His most significant contribution came on Bitches Brew (1970), one of the most famous jazz albums of all time. DeJohnette’s loose, polyrhythmic drumming helped shape the fusion sound of the era, bridging rock energy with open-form improvisation. His inventive approach remains a touchstone for modern drummers.
Herbie Hancock Projects
DeJohnette’s collaborations with Herbie Hancock span several decades and a wide stylistic range, from acoustic to electric. Their most high-profile partnership appears on Parallel Realities, where Hancock and Metheny join DeJohnette for a set of ambitious, genre-blurring compositions.
Their musical rapport — built over years of shared performances — highlights DeJohnette’s gift for matching harmonic sophistication with rhythmic fluidity. These recordings demonstrate how two master improvisers can stretch each other while maintaining clarity and form.
DeJohnette’s Legacy and Influence on Modern Jazz
Jack DeJohnette’s revolutionary approach to rhythm redefined what a jazz drummer could be.
Rather than simply keeping time, he pioneered a multidirectional concept of drumming — interacting melodically and dynamically with every element of the music.
His Impact on Jazz Drumming
DeJohnette fused rock and funk grooves with the sophistication of post-bop improvisation, creating a flexible and elastic rhythmic language. His work with Miles Davis in the late 1960s established a new model for interactive rhythm sections in jazz.
His innovations include:
- Pointillist cymbal textures that made rhythms shimmer and breathe
- Full-kit melodic phrasing that blurred the line between timekeeping and soloing
- Rhythmic permutations combining the elegance of Tony Williams with the fire of Elvin Jones
This fluidity became essential for modern jazz drummers working across multiple styles.
Mentorship and Collaborations
DeJohnette’s collaborative spirit also made him a mentor to younger generations.
Through the AACM, he helped foster experimental music in Chicago, and in later decades he worked with artists such as Ravi Coltrane, Matthew Garrison and Michael Brecker, offering real-world learning through performance and recording.

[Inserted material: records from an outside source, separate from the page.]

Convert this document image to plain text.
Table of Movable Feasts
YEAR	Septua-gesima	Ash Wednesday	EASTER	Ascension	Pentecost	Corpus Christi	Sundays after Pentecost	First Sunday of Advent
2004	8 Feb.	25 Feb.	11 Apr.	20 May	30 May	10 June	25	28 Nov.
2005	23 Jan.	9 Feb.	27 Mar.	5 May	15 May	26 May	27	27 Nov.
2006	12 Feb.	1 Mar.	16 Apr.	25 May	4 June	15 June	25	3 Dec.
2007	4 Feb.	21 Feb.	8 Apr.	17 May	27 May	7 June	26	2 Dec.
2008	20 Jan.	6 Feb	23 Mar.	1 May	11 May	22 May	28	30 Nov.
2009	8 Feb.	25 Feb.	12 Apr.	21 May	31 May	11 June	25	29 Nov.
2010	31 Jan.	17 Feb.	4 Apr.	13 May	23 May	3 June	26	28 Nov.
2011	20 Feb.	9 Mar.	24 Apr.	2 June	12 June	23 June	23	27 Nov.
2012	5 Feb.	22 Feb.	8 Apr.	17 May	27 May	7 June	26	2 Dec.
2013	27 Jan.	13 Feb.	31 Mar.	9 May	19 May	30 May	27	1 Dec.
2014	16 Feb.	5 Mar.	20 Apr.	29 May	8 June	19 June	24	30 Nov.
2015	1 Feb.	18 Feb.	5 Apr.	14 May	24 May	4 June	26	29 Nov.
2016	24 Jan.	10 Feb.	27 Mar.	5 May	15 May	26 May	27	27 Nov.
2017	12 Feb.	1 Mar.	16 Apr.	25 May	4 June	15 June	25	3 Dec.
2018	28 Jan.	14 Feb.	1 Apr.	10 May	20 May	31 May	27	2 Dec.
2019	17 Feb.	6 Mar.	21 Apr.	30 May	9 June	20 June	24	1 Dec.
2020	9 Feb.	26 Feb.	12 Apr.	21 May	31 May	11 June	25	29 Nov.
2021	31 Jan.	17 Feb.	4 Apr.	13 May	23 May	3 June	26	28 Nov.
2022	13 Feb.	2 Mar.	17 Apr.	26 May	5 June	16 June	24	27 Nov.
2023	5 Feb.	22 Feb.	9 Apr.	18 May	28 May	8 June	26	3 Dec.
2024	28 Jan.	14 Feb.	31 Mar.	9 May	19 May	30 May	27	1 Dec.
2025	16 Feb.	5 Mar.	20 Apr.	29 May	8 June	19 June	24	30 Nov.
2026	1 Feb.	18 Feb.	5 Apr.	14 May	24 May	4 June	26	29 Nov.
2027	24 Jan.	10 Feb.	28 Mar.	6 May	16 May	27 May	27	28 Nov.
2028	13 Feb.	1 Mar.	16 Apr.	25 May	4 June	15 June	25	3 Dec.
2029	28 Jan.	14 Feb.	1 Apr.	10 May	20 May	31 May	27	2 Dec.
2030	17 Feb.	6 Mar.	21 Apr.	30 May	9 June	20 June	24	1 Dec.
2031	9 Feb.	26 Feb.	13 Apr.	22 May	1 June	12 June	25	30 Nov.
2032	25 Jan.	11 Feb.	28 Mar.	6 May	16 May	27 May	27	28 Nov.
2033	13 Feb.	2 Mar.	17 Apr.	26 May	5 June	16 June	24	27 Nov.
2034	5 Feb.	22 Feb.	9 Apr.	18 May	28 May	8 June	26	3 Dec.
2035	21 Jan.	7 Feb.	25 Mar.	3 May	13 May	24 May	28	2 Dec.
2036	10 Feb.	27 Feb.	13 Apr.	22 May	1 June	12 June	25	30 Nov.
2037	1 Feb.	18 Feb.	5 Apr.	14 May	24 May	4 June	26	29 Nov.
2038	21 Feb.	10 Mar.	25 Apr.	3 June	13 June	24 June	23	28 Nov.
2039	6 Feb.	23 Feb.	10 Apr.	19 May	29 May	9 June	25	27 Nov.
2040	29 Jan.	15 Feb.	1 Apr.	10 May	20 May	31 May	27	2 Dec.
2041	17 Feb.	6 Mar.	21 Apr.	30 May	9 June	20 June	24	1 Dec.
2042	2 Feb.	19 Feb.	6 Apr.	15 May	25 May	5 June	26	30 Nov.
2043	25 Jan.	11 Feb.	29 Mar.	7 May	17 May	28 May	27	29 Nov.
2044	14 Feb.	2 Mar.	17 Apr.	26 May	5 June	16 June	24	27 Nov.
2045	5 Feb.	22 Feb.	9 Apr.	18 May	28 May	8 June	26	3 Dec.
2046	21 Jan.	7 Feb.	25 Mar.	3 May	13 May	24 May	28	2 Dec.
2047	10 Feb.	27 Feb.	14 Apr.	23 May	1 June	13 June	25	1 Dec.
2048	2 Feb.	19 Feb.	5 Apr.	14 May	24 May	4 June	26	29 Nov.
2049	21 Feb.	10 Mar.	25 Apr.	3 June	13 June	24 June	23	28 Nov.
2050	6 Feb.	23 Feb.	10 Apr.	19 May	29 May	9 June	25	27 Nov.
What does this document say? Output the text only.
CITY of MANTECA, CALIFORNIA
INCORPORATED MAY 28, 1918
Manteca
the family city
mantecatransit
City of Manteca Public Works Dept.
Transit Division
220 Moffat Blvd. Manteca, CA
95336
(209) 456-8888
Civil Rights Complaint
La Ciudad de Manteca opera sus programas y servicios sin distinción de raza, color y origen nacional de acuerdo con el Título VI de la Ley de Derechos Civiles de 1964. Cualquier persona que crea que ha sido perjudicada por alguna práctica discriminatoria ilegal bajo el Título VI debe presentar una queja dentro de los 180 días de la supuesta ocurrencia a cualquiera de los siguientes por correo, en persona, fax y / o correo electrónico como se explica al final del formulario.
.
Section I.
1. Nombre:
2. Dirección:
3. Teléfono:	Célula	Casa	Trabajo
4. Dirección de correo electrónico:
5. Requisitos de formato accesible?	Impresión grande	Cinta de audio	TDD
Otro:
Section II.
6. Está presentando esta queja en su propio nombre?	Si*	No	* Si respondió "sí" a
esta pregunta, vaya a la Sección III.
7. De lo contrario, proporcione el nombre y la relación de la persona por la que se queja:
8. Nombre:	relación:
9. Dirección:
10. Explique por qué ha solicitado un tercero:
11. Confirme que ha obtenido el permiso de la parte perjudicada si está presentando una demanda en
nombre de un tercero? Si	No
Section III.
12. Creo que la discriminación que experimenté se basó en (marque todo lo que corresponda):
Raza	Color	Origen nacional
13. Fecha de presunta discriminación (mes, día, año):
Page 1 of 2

His decades with Keith Jarrett and Gary Peacock created a model of trio interplay that has influenced countless piano trios. Even into his later years, projects like Made in Chicago showed his unwavering commitment to creative music.
Remembering Jack DeJohnette
Jack DeJohnette’s discography reflects the history of modern jazz itself: rooted in tradition, alive to innovation, and constantly evolving.
From Special Edition and Bitches Brew to the Standards Trio and AACM reunions, his career traces the path of an artist who never stopped pushing musical boundaries.
His legacy isn’t just in the notes he played but in the way he reimagined the drummer’s role — as a full, equal voice in the musical conversation.